Но на следующий день старику опять стало легче. Всю ночь просидела Акбала у постели отца. Когда же взошло солнце и в юрте стало светло, Акбала, как девочка, свернулась калачиком у отцовского изголовья и заснула. Проснулась она оттого, что услышала в юрте громкий говор, и сразу взглянула на отца. Отец сидел, прислонившись спиной к подушкам.
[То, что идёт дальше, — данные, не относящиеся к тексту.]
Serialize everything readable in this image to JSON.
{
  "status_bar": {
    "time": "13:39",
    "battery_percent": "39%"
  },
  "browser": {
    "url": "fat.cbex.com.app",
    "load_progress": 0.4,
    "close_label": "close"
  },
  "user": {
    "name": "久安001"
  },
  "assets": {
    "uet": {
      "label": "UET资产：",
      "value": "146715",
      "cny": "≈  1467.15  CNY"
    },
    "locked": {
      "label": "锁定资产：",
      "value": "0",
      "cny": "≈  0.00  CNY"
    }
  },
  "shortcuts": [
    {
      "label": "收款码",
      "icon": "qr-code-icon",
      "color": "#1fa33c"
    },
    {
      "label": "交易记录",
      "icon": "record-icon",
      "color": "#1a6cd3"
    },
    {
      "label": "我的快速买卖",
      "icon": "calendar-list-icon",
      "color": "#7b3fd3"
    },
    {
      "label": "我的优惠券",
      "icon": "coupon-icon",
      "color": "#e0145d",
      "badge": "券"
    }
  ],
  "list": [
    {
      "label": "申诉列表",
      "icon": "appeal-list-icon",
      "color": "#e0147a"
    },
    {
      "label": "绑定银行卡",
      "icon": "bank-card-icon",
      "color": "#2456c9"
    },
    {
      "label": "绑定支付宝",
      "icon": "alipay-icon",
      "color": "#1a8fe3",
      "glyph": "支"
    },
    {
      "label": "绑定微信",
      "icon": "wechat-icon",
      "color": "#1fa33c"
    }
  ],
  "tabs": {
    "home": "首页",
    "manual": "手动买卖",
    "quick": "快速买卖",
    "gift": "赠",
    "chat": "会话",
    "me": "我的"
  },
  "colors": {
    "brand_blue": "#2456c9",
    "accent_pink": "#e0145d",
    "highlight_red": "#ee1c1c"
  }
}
Краем одеяла он укрыл ее.
— Ну вот… теперь я готов предстать перед аллахом… — с облегчением говорил Суйеу, но тут же, спохватившись, словно окаменел, принимая всегдашний свой суровый вид.
За все эти дни Акбала впервые увидела столь знакомое ей непреклонное выражение лица и обрадовалась. «Слава богу, может, теперь пойдет на поправку…»—с надеждой думала она.
На четвертый день Еламан с джигитами добрался до Актюбинска. Город белые еще не захватили, но по всему чувствовалось, что красные, державшие оборону, вот-вот отойдут. Слухи о приближении большой, прекрасно вооруженной белой армии наводили на всех страх. Еламан скоро понял, что нет серьезных сил противостоять противнику. Не имея даже представления о численности и мощи Южной армии, красные отряды уже боялись ее. Значение разведки, в которую его послал Дьяков, Еламан впервые оценил по-настоящему.